He laughed—a quiet, amused laugh, different from any she had ever heard from him. Evidently, Joshua Craig in intimacy was still another person from the several Joshua Craigs she already knew. “And,” said he, in explanation of his laughter, “I thought you married me because I had political prospects. I fancied you had real ambition....I might have known! According to the people of your set, to be in that set is to have achieved the summit of earthly ambition—to dress, to roll about in carriages, to go from one fussy house to another, from one showy entertainment to another, to eat stupid dinners, and caper or match picture cards afterward, to grin and chatter, to do nothing useful or even interesting—” He laughed again, one of his old-time, boisterous outbursts. But it seemed to her to fit in, to be the laughter of mountain and forest and infinity of space at her and her silly friends. “And you picture me taking permanent part in that show, or toiling to find you the money to do it with. Me! ... Merely because I’ve been, for a moment, somewhat bedazzled by its cheap glitter.”
Margaret felt that he had torn off the mask and had revealed his true self. But greater than her interest in this new personality was her anger at having been deceived—self-deceived. “You asked me how I’d like to live,” cried she, color high and eyes filled with tears of rage. “I answered your question, and you grow insulting.”
“I’m doing the best I know how,” said he.
After a moment she got herself under control. “Then,” asked she, “what have you to propose?”
“I can’t tell you just now,” replied he, and his manner was most disquieting. “To-morrow—or next day.”
“Don’t you think I’m right about it being humiliating for us to go back to Washington and live poorly?”

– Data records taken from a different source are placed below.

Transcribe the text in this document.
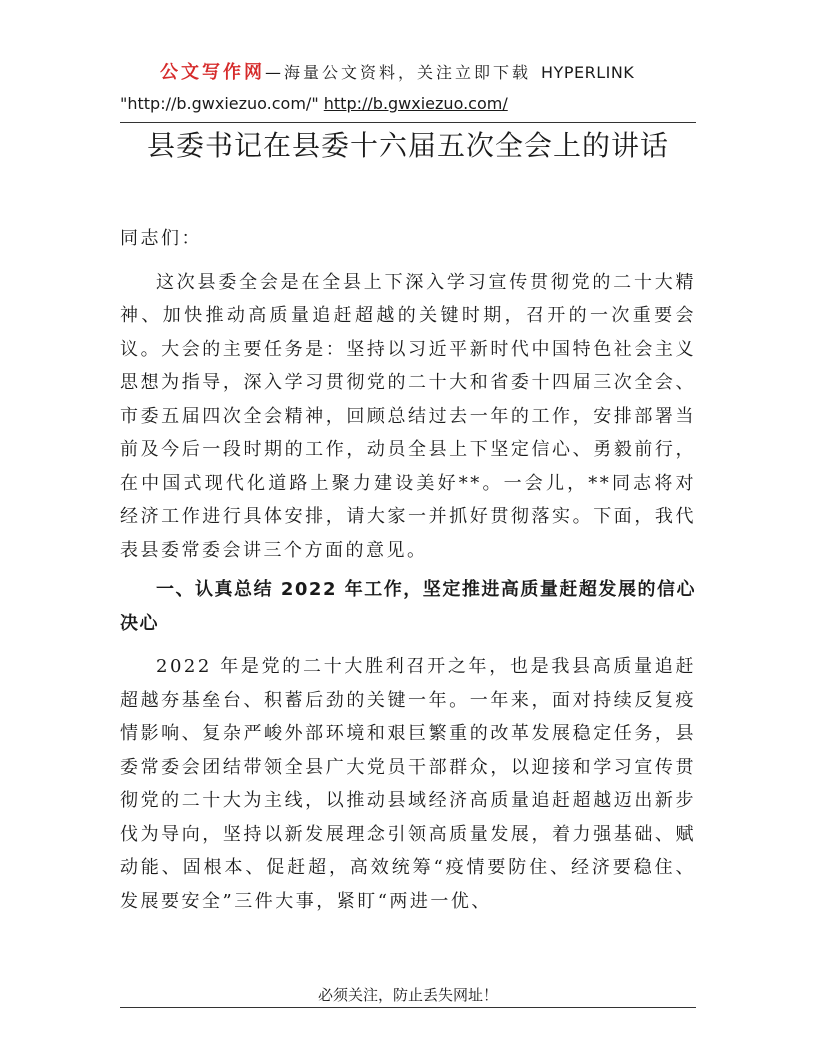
公文写作网—海量公文资料，关注立即下载 HYPERLINK
"http://b.gwxiezuo.com/" http://b.gwxiezuo.com/
县委书记在县委十六届五次全会上的讲话

同志们：

这次县委全会是在全县上下深入学习宣传贯彻党的二十大精神、加快推动高质量追赶超越的关键时期，召开的一次重要会议。大会的主要任务是：坚持以习近平新时代中国特色社会主义思想为指导，深入学习贯彻党的二十大和省委十四届三次全会、市委五届四次全会精神，回顾总结过去一年的工作，安排部署当前及今后一段时期的工作，动员全县上下坚定信心、勇毅前行，在中国式现代化道路上聚力建设美好**。一会儿，**同志将对经济工作进行具体安排，请大家一并抓好贯彻落实。下面，我代表县委常委会讲三个方面的意见。

一、认真总结 2022 年工作，坚定推进高质量赶超发展的信心决心

2022 年是党的二十大胜利召开之年，也是我县高质量追赶超越夯基垒台、积蓄后劲的关键一年。一年来，面对持续反复疫情影响、复杂严峻外部环境和艰巨繁重的改革发展稳定任务，县委常委会团结带领全县广大党员干部群众，以迎接和学习宣传贯彻党的二十大为主线，以推动县域经济高质量追赶超越迈出新步伐为导向，坚持以新发展理念引领高质量发展，着力强基础、赋动能、固根本、促赶超，高效统筹“疫情要防住、经济要稳住、发展要安全”三件大事，紧盯“两进一优、

必须关注，防止丢失网址！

“Undoubtedly. I’ve felt that from the beginning.”
“Then you agree with me?”
“Not altogether,” said he. And there was a quiet sternness in his smile, in his gentle tone, that increased her alarms. “I’ve been hoping, rather,” continued he, “that you’d take an interest in my career.”
“I do,” cried she.
“Not in my career,” replied he, those powerful, hewn features of his sad and bitter. “In your own—in a career in which I’d become as contemptible as the rest of the men you know—a poor thing like Grant Arkwright. Worse, for I’d do very badly what he has learned to do well.”
“To be a well-bred, well-mannered gentleman is no small achievement,” said she with a sweetness that was designed to turn to gall after it reached him.
He surveyed her tranquilly. She remembered that look; it was the same he had had the morning he met her at the Waldorf elevator and took her away and married her. She knew that the crisis had come and that he was ready. And she? Never had she felt less capable, less resolute.
“I’ve been doing a good deal of thinking—thinking about us—these last few days—since I inflicted that scratch on you,” said he. “Among other things, I’ve concluded you know as little about what constitutes a real gentleman as I do; also, that you have no idea what it is in you that makes you a lady—so far as you are one.”